Panel turns down request to review order to transfer officers

West Bengal Chief Minister Mamata Banerjee on Tuesday night agreed to shift six officers from election duty as directed by the Election Commission, but alleged that the panel was playing political games.

She relented after the commission rejected the State government’s request to review its Monday decision to transfer a District Magistrate and five superintendents of police on complaints of bias. The panel, in a reply to the Chief Secretary, said the order should be complied with by 10 a.m. on Wednesday, sources told The Hindu.

At a hurriedly called press conference in Durgapur in Burdwan district, Ms. Banerjee, denying a “constitutional crisis,” said she did not disrespect the commission, but did not approve of the political games. She would write to it and record her complaints. The commission had “interfered” in law and order and hence would have to ensure free and fair polling.

“These are sensitive areas [from where the officers are transferred] and the commission and the political parties [who complained to the commission] will now have to take the responsibility for fair polling,” she said. “There is a shortage of officers, and all these [those to be transferred] are people of integrity. They will be back to their districts and posts after the election, even if transferred now.”
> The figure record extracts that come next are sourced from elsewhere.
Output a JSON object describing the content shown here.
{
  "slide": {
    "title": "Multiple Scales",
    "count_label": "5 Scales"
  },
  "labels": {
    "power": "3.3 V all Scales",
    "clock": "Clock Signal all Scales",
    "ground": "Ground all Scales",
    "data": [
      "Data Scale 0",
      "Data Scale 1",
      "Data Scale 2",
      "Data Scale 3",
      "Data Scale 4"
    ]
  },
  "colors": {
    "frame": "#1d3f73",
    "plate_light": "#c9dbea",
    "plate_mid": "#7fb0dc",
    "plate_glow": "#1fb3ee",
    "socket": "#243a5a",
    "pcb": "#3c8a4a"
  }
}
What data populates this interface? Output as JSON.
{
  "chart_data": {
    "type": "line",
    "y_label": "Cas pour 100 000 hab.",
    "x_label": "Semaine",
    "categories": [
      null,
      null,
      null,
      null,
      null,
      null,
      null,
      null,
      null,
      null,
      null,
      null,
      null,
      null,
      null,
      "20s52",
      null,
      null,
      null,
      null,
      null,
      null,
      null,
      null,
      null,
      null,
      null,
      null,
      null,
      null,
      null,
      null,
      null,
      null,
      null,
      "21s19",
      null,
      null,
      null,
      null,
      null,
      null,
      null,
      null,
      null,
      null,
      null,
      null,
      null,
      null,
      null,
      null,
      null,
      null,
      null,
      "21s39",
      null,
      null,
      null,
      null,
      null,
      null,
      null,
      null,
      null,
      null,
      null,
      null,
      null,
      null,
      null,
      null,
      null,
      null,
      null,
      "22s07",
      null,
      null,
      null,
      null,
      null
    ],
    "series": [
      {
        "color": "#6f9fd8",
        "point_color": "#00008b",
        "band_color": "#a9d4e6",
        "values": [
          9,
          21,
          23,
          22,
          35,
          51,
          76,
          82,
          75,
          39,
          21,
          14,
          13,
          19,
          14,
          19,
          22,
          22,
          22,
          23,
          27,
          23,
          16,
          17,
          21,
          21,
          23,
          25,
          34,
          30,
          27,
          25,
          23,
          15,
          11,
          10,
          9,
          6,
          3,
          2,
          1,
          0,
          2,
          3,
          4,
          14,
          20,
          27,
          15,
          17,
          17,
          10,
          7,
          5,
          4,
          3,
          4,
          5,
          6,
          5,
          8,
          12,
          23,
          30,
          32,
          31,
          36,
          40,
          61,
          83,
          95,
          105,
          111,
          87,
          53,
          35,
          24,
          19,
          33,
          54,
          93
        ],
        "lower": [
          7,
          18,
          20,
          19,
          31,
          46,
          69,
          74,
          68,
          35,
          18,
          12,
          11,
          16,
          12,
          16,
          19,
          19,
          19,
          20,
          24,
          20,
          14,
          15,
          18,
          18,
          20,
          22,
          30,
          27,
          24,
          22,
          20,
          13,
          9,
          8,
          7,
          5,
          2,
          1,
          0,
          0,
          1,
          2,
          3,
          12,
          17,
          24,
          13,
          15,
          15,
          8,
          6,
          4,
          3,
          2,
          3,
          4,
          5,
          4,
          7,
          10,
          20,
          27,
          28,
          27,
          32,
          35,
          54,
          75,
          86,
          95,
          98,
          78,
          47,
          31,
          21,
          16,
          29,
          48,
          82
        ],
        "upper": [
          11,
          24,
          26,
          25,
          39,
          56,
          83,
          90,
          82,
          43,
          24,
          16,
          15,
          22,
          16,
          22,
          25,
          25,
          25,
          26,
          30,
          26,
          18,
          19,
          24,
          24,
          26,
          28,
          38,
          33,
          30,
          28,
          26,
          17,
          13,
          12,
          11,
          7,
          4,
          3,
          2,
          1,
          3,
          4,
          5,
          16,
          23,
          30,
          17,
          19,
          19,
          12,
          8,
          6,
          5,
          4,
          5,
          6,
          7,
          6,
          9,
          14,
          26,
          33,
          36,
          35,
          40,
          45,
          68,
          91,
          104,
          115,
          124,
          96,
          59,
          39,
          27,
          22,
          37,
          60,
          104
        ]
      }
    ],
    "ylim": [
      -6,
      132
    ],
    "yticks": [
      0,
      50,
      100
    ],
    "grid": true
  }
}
Earlier, the commission said it was well within its rights to withhold elections in West Bengal if the government refused to comply with its order. The Chief Secretary had written to the commission that transfers would lead to “administrative problems,” and the order was issued without consulting the government. The commission had named replacements for the transferred officials. Ms. Banerjee accused the commission, the Centre, the Congress and the Bharatiya Janata Party of conspiring against her. On Tuesday morning, she refrained from attacking the commission while delivering an election speech at Koatshila in Purulia.

Legal experts said though the model code of conduct was only a set of guidelines for the free and fair conduct of elections, the Supreme Court had upheld them on several occasions and they had acquired quasi-judicial sanctity.